Concordo com ele em tudo.
Claro.
Mas queria também lembrar que existe um outro tipo de gente. Gente que consegue conhecer a si mesmo ficando no mesmo lugar. Assumindo a empresa do pai, a fazenda do avô, a casa da família, e mantendo a mesmíssima tradição de séculos. Precisamos dizer para os nossos jovens que também é possível (e bonito) ser feliz sem precisar mudar. Chega de só incentivar o povo a sair.

Eu mesma sou uma representante dos preguiçosos. Ou dos medrosos. Ou dos apegados. Ou dos satisfeitos. Dêem o nome que quiserem. Já tive chance e possibilidade de sair do país. Eu queria? Não. Me arrependi? Não.
Vim hoje aqui dar o meu depoimento.
É possível ser feliz no Brasil, apesar de tudo. Não vamos apenas valorizar e invejar os que estão longe. Eu, por exemplo, hoje valorizo e invejo a minha cunhada que vive há décadas na mesma casa pequena numa rua perigosa e sem graça de uma cidade perigosa e sem graça do Brasil.
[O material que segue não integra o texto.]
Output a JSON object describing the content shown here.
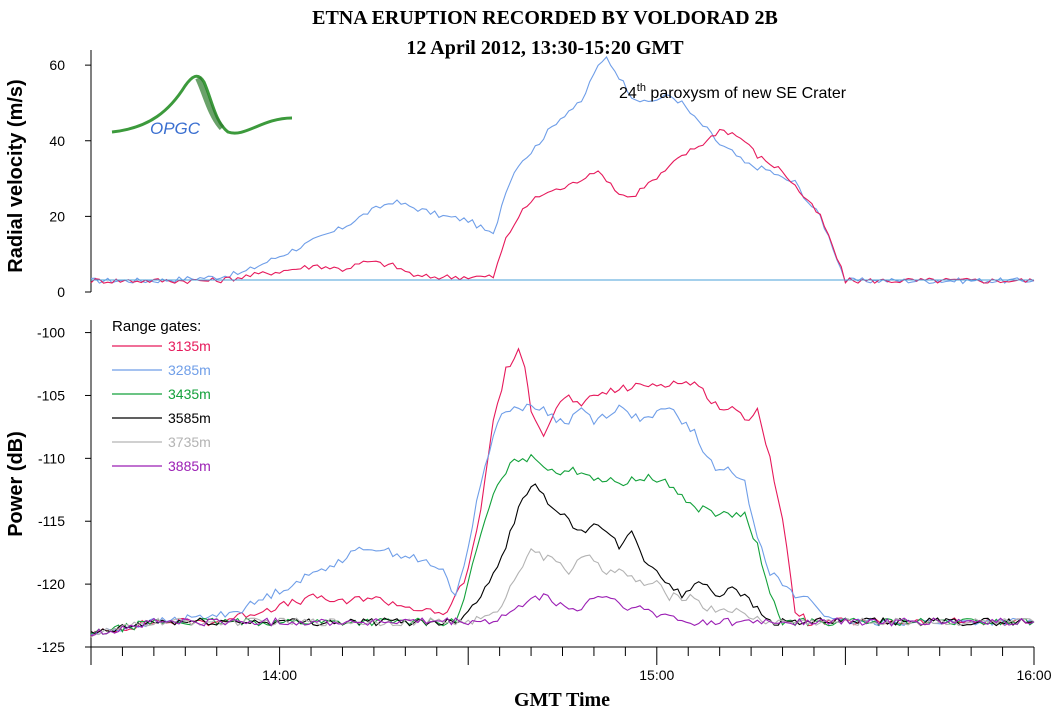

Vive porque quer, já tem tem passaporte e dinheiro que permitem que ela vá para muitos outros países. Invejo porque ela é felicíssima ali e em momento algum reclama da vida. Invejo porque ela acha bacana criar o filho no bairro que os avós ajudaram a fundar quando chegaram da Itália. Valorizo porque ela cuida da avó com Alzheimer que foge pelas ruas e precisa ser lembrada de beber água para não desidratar.
Valorizo porque demonstrar carinho pela avó que a criou é importante para ela.
E assim ela se encontrou. 
No lugar onde sempre esteve.



8 comentários:

  1. Minha filha, você disse aquilo que eu não tive coragem de dizer quando vi meus netos queridos ir embora com a sua irmã. Hoje, passados 14 anos, só me resta mostrar aos amigos o sucesso que eles estão fazendo em um lugar que amanhece quando aqui anoitece.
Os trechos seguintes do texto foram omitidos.